Wednesday 21 June 2017

When life gives you strawberries

I rescued what may well be the last of this year's strawberries. Extreme heat and some sort of crawly things are finishing them off.  By the end of day three the children are complaining. "What's for pudding?" Max asks at 7:30 in the morning.  I tried to counter the obsessing about food by posting a monthly menu on the fridge, but it didn't occur to me to detail puddings.
"Strawberries." I hazard. It is half way through the month and there is no more money, so eating from the meagre front garden is a way of providing them with vitamins.
"Oh, not again." he sighs as he finds them secreted in his lunch box as well.

I honestly never remember complaining about the surfeit of strawberries in my life.  When we get in, I ask Pip and Rex to pick the fruit from the front garden, but after 35 seconds it is too warm and they both slink into the house to sit in darkened rooms with screens.  They're also really rubbish and I discover a good 2 tubs full.  It's like finding tiny red treasure.  But many of them are really little now, and very red, so they need to be picked.  Pip ignores any of the small strawberries and sees them as a sacrifice she must donate to slugs, snails and any other night spirits.

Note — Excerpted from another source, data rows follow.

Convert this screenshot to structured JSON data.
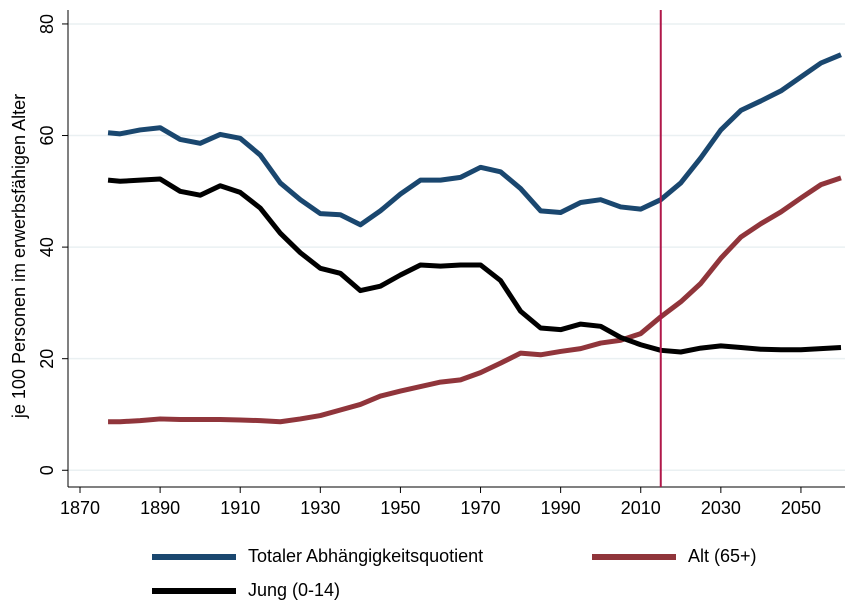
{
  "chart_data": {
    "type": "line",
    "ylabel": "je 100 Personen im erwerbsfähigen Alter",
    "x": [
      1877,
      1880,
      1885,
      1890,
      1895,
      1900,
      1905,
      1910,
      1915,
      1920,
      1925,
      1930,
      1935,
      1940,
      1945,
      1950,
      1955,
      1960,
      1965,
      1970,
      1975,
      1980,
      1985,
      1990,
      1995,
      2000,
      2005,
      2010,
      2015,
      2020,
      2025,
      2030,
      2035,
      2040,
      2045,
      2050,
      2055,
      2060
    ],
    "series": [
      {
        "name": "Totaler Abhängigkeitsquotient",
        "color": "#1a476f",
        "values": [
          60.5,
          60.3,
          61,
          61.4,
          59.3,
          58.6,
          60.2,
          59.5,
          56.5,
          51.5,
          48.5,
          46,
          45.8,
          44,
          46.5,
          49.5,
          52,
          52,
          52.5,
          54.3,
          53.5,
          50.5,
          46.5,
          46.2,
          48,
          48.5,
          47.2,
          46.8,
          48.5,
          51.5,
          56,
          61,
          64.5,
          66.2,
          68,
          70.5,
          73,
          74.5
        ]
      },
      {
        "name": "Alt (65+)",
        "color": "#90353b",
        "values": [
          8.7,
          8.7,
          8.9,
          9.2,
          9.1,
          9.1,
          9.1,
          9.0,
          8.9,
          8.7,
          9.2,
          9.8,
          10.8,
          11.8,
          13.3,
          14.2,
          15,
          15.8,
          16.2,
          17.5,
          19.2,
          21,
          20.7,
          21.3,
          21.8,
          22.8,
          23.3,
          24.5,
          27.5,
          30.2,
          33.5,
          38,
          41.8,
          44.2,
          46.3,
          48.8,
          51.2,
          52.4
        ]
      },
      {
        "name": "Jung (0-14)",
        "color": "#000000",
        "values": [
          52,
          51.8,
          52,
          52.2,
          50,
          49.3,
          51,
          49.8,
          47,
          42.5,
          39,
          36.2,
          35.3,
          32.2,
          33,
          35,
          36.8,
          36.6,
          36.8,
          36.8,
          34,
          28.5,
          25.5,
          25.2,
          26.2,
          25.8,
          23.8,
          22.5,
          21.5,
          21.2,
          21.9,
          22.3,
          22,
          21.7,
          21.6,
          21.6,
          21.8,
          22
        ]
      }
    ],
    "xlim": [
      1867,
      2061
    ],
    "xticks": [
      1870,
      1890,
      1910,
      1930,
      1950,
      1970,
      1990,
      2010,
      2030,
      2050
    ],
    "ylim": [
      -3,
      82.5
    ],
    "yticks": [
      0,
      20,
      40,
      60,
      80
    ],
    "grid": true,
    "vline": 2015,
    "vline_color": "#b0184a"
  }
}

I freeze a tub for cake later in the year, leave some in the fridge, then sift through for the little ones, the slightly squishy ones, the ones that I managed to decapitate in the picking, the weird seedy ones and the cleft ones.  The ones the children might turn their noses up at.  And I make them into jam.
It's beautiful, the smell of jam brings me back to my childhood and my mum still makes much better strawberry jam than I do.  I remember small dabs setting on plates and there was always a small pyrex dish left over- the portion that didn't fit neatly into all the jars that would be stored for the rest of the year that we could have straight away, a bit too hot, the occasional semi-complete strawberry sitting in the pink nectar; the perfect sweetness and stickiness.  I've pimped my recipe - though not today - with cucumber and mint from the garden and a bit of Pimms. It's my version of the champagne jam I was bought at Christmas from Fortnum and Mason.  I like Pimms more.


And so this week I will make strawberry tarts, after my mum's recipe again, shortbread cases with a spoon of jam, a dab of cream and half a strawberry wedged on top.  For breakfast I will have homemade yogurt with homemade jam and home grown strawberries.  All made from the rejects, the too small, the ugly strawberries in my garden, that would otherwise have been contributed to the journey of life acting out in my 5x4 plot. 
There's something here, another message that I am trying to draw from this. I'm not sure what it is though, but the potential for allegory was too good to miss.

It might be something to do with examination marking I have completed every year for GCSE, drawing out every possible mark for the weaker students, taking twice as long to mark the shorter answers than the longer ones, making the effort to pick out as much credit as I possibly can, looking beneath the leaves for the flashes of red in the undergrowth, the sparks of interpretation and understanding beneath the confusion of poor handwriting and grammar.

Perhaps it's the story of Max, again, having almost completed a year of secondary school and sinking beneath the leaves of normality. He could be the funny-looking strawberry, the one that everyone ignores for the better, bigger, brasher strawberries, but he is as sweet as any other child.

Maybe I could have made this an an allegory for the General Election and the significance of voting.  Look at May's slim majority, and the small number of votes that were needed in some constituencies to topple or to preserve an MP.  The teeny tiny strawberry could be the vote that was needed to make a difference, on our own we don't feel important, but together we make good jam, and the jam lasts longer than the fresh strawberry promises that rot quickly if you're not careful.

Do I have a point? Details matter, effort matters. All of us can skim the surface and not engage with the deeper issues, pretend it does not concern us, but every element is significant.  6 months ago I was writing about the  year of the snowflake, and the fact that many snowflakes make an avalanche.  Now it's strawberries.  Be more strawberry. Be sweet.